Regroup

computer with to do notes Have you ever found yourself so overwhelmed you literally didn’t know where to start sorting through your “to-do” list? Been there, done that.

This past week I found myself over my head in tasks that I felt only I could do. As the medical director of a rural health clinic, I have a superb staff that does everything they can possibly do to ease my workload, however, there are things that only I can do. I had recently returned from my first week-long vacation in over three years and found myself digging out of a mountain of paperwork. Couple that with seeing patients and reviewing the records of the APPs I collaborate with, my usual 12-hour days quickly turned into 15-hour days at the office.

As program director of a family medicine residency, I had more “fires” to put out these past two weeks than usual. Last minute cancellations of lecturers during the didactic programs left me scrambling to fill the required hours (thank goodness for presentations I had previously written and saved to a flash drive!) Not one, but TWO preceptors leaving the organization abruptly found me taking one student with me on rotation and trying to relocate an orphaned student.

When it seemed liked things were calming just enough for me to catch up on the tasks that were put on the back burner during the previous two weeks and prepare for a highly anticipated trip to Harrisburg for one of my favorite events, the POMA Board of Trustees meeting, I sat down and realized I had FOUR LISTS of things that needed to be done.

My lists aren’t your typical lists. I use a legal pad divided into sections pertaining to clinical work, GME work, household work, and personal-family obligations. As I tried to merge the four lists into a single blueprint for the two days before I left town, I found myself scattered. I decided to sleep on it and wake the next morning (at what had become my usual 4:45 am alarm) and regroup. I prayed that evening for direction as to how to proceed.

I realized that it was November 1st, the Feast of All Saints on the Catholic liturgical calendar. I went to my GME office, put in an hour and decided to go to 7 am mass. I then went to the dentist for an 8 am scheduled repair of a tooth that developed a deep crack (from clenching), then returned to my office to prepare for a series of seven employee meeting presentations I was slated to give before my 6 pm faculty meeting I was hosting that evening. As I was gathering my papers for the first employee meeting, my phone rang.

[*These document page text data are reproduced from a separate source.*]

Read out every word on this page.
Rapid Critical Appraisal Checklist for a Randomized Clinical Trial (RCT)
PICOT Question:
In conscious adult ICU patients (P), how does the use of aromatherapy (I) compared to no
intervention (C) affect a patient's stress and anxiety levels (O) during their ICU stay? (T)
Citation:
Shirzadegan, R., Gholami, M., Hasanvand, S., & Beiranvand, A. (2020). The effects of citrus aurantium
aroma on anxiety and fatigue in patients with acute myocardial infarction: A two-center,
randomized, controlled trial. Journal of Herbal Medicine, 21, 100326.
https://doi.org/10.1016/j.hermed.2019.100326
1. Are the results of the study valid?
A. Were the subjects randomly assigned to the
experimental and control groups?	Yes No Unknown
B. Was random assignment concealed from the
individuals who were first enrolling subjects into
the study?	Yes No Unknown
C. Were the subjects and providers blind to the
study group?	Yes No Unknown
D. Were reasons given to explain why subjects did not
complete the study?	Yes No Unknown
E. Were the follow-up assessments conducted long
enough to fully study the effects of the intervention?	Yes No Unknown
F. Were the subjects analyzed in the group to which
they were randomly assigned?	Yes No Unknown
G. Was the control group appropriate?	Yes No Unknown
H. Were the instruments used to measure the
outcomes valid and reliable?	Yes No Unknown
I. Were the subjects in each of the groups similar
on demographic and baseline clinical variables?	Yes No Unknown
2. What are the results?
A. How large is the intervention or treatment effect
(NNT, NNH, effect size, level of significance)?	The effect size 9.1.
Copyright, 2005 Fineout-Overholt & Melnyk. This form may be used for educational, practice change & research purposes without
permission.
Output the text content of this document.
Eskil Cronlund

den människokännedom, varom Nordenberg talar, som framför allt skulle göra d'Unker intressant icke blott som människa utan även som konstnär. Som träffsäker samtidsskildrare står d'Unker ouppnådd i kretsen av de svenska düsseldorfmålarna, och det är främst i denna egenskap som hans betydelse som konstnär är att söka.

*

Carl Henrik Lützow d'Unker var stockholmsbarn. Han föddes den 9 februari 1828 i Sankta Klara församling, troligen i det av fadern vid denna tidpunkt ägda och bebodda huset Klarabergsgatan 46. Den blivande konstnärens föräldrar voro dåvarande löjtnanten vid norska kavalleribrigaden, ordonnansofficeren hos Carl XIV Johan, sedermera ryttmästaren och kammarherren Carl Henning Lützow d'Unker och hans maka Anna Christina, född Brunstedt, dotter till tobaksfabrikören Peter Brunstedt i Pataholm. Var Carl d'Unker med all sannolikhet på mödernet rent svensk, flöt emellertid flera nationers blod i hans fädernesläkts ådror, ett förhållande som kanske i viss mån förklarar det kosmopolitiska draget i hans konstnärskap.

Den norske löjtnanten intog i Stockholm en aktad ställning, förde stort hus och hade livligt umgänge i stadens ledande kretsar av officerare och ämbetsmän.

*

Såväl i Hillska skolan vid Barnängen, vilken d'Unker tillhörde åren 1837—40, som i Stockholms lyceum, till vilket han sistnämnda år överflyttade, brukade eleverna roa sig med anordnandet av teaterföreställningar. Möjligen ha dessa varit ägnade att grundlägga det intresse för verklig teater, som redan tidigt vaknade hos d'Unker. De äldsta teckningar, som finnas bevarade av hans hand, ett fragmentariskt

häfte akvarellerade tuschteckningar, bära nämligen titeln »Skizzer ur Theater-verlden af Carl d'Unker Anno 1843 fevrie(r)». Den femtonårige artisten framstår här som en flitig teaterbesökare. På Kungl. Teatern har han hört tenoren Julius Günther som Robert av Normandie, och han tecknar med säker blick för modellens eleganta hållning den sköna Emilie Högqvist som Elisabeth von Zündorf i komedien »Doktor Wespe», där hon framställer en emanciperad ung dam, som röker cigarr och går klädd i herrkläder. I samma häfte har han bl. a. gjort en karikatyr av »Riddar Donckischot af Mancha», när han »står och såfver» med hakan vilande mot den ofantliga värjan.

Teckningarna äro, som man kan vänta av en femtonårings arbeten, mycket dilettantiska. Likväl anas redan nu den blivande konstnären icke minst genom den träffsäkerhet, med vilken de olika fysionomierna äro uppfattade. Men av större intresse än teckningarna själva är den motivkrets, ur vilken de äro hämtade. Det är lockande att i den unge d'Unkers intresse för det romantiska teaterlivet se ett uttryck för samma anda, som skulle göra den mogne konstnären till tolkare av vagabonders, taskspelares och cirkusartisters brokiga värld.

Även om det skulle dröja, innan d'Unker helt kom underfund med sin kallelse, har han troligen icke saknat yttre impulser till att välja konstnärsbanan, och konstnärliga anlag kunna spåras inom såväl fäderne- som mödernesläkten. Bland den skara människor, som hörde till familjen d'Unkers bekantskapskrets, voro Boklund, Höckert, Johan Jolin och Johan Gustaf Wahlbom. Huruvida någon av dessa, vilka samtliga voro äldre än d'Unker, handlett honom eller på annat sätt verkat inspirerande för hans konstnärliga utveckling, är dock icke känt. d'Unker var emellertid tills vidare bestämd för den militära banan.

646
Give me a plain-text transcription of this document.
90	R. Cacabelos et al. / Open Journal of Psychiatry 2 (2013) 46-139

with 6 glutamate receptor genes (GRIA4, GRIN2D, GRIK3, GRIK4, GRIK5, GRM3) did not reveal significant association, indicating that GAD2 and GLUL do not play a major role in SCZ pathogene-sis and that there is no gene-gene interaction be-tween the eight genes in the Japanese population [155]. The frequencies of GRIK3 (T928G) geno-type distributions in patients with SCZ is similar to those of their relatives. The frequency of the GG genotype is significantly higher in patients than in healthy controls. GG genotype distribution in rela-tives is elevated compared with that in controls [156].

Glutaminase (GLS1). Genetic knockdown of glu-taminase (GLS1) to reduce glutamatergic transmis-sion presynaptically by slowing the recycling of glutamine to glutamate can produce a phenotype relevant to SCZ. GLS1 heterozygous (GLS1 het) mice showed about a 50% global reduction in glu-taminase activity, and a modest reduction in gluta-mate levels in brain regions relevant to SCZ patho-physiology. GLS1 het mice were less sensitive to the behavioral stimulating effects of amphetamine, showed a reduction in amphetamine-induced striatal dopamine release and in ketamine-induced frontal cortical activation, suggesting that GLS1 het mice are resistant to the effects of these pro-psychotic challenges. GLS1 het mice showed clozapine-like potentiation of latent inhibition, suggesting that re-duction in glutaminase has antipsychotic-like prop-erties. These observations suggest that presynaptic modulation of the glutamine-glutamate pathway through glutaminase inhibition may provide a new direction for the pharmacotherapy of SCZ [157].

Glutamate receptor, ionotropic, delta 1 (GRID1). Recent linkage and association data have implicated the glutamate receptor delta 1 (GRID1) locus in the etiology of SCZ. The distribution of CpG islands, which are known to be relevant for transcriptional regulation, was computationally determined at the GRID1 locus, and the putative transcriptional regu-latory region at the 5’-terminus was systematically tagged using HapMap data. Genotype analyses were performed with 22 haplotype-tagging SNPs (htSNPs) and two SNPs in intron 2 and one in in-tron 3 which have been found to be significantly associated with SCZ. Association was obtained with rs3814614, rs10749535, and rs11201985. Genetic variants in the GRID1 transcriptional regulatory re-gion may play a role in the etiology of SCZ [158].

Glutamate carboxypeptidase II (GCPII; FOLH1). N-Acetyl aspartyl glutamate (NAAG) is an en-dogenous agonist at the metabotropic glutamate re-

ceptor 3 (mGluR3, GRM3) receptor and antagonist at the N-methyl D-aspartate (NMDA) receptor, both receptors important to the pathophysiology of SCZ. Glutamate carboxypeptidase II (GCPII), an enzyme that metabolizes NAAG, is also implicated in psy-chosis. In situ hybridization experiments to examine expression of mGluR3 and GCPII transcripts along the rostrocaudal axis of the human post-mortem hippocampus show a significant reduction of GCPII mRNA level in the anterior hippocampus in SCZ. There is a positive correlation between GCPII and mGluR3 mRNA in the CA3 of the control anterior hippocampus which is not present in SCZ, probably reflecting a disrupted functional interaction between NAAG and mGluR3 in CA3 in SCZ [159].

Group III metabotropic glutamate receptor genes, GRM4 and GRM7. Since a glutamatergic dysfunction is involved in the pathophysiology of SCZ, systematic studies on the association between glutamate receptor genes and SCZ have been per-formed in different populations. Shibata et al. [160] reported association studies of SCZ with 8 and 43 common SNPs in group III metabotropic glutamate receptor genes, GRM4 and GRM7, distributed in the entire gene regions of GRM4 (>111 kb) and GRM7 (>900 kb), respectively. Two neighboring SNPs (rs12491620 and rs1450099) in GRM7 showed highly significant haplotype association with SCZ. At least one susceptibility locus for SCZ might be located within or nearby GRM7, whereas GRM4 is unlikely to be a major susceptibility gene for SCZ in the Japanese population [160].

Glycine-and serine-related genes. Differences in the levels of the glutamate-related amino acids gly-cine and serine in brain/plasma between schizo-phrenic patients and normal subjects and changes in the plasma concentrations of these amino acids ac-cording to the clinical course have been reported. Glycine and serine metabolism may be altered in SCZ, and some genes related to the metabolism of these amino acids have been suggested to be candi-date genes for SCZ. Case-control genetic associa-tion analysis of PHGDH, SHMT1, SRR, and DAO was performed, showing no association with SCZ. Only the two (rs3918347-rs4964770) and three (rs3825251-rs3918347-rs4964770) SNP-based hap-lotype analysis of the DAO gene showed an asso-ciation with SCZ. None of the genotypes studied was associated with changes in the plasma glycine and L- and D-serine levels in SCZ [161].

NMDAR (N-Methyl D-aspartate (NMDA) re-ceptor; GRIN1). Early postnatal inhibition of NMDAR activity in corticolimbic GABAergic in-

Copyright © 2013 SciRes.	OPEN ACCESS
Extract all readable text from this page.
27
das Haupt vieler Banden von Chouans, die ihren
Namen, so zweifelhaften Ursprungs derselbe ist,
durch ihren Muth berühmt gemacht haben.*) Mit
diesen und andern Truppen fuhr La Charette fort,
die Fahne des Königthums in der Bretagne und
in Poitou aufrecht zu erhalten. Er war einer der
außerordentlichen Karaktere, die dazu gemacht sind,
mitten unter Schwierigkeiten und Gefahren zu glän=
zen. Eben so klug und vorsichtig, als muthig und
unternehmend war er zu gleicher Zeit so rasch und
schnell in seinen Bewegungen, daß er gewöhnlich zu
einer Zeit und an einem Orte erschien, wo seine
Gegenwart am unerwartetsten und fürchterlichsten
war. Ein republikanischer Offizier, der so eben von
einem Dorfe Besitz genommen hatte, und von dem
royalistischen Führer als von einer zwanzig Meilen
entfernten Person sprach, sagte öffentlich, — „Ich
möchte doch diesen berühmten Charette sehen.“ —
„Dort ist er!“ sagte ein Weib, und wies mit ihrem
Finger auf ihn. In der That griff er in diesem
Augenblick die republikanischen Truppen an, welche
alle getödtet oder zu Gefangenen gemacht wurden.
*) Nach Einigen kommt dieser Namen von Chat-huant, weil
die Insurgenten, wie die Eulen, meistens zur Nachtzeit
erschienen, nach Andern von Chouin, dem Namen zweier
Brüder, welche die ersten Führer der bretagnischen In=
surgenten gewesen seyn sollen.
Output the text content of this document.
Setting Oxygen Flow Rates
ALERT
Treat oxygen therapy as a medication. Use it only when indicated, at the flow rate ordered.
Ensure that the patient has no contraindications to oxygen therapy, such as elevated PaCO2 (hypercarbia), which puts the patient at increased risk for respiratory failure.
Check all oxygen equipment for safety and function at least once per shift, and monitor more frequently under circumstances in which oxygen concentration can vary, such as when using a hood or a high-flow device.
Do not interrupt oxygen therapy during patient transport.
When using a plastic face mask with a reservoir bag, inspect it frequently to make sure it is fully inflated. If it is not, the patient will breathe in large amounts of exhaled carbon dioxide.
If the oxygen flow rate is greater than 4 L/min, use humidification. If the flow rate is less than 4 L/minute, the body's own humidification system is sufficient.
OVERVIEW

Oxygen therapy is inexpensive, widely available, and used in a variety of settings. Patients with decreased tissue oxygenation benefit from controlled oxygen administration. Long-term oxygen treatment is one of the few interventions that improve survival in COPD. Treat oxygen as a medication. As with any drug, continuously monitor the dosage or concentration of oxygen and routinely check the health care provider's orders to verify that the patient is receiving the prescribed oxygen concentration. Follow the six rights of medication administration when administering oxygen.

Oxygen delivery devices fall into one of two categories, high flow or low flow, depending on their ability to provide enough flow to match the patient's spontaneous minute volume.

“Marla, Dad’s gone” resonated from my sister-in-law Kelly’s cracking voice. I responded, “Kelly, this is Lisa. Has Dad died?” She could barely tell me yes and that he was at home with two of my four brothers there with him. She wasn’t sure if she was dialing me or my sister nurse Marla. I told her that I would take care of calling the rest of our army of eight siblings. I called the hospital, told Marla I would be picking her up in the next three minutes and we needed to get to Dad’s house. As we drove the seven miles to the family homestead, calling our two sisters and two other brothers en route, I realized what I would be doing for the next couple of days. I was given my direction.

Suddenly, the employee meetings, faculty meeting, student rotations, re-written policies, record reviews, and board meetings fell lower on the “to-do” list. Now was time to meet with the funeral director, plan Dad’s mass of Christian burial, write his obituary, clean the family home and prepare for the events of the next several days. Times like this help put life in perspective.

As my family members look to each other for support and consolation, as we cry, laugh, joke, tease and remember why we are so close, as we make those hard decisions and not-so-difficult choices, I have to ask myself not only HOW am I DOing, but WHAT am I DOing? Nothing is more important than allowing yourself the chance to breathe. The list will have to wait. It will all be there in a couple days.